Use a better AWS instance for continuous benchmarking #45

Closed noahgibbs closed 2 years ago

noahgibbs commented 3 years ago

For now I'm setting things up on a non-dedicated c5.2xlarge AWS instance. That's fine for basic usage, though it's not going to produce publishable benchmark results. It's prone to noisy neighbours, among other problems.

Getting a dedicated host (probably c5.metal) is around $30k/year on-demand price ($29,506.36/year in us-east-1.) That amount of money is worth optimising with a reserved instance, which means talking to Finance. Note to self: #google-cloud-finances in internal Slack is probably the place to start asking. (employee) will vouch to them that we can't get this instance type in Google Cloud.

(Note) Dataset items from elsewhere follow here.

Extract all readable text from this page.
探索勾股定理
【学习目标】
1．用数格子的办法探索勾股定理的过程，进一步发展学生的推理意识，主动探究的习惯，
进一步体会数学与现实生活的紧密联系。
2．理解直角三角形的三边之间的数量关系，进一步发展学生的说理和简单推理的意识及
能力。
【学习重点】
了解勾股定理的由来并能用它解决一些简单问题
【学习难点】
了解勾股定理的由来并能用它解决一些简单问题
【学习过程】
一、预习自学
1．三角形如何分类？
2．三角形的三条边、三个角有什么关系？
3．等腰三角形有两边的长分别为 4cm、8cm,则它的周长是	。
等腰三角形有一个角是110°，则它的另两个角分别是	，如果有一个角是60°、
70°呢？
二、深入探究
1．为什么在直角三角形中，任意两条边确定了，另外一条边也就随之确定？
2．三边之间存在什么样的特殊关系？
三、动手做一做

In the mean time I can continue to use spendy dedicated instances on-demand for temporary jobs like VMIL results while keeping a much cheaper shared-tenancy c5.2xlarge running CI-type tasks 24/7.

noahgibbs commented 2 years ago

Okay. Time to fix this.

noahgibbs commented 2 years ago

We definitely need dedicated tenancy. For that you can't just switch it, you have to recreate from an image. Image: ami-01b7506ad3b93ffc2

noahgibbs commented 2 years ago

For now I'm not going to upgrade to a c5.metal. Keeping it with a 2xlarge will provide better continuity of results at a lower price, as long as we're not going over the 360-minute job limit. And for now we have some slack there, and we could make more if needed by dropping some of the MJIT re-testing.

noahgibbs commented 2 years ago

Ah, right. But if we want a dedicated host, we have to go up to c5.metal. We can get plain "dedicated" tenancy, which allows sharing the hardware with other Shopify instances, which doesn't necessarily guarantee the level of isolation we want. We had this same trouble with the VMIL benchmarking, and solved it the same way.

noahgibbs commented 2 years ago

Nope, some things have changed. Though part of the VMIL solution is needed - a c5.metal instance. Which is actually larger than is available on a c5 dedicated host. EC2 is weird. Nonetheless, using a c5.metal instance looks like it should keep anybody else from running on the same hardware.

noahgibbs commented 2 years ago

This is changed over now. It's all over but the debugging!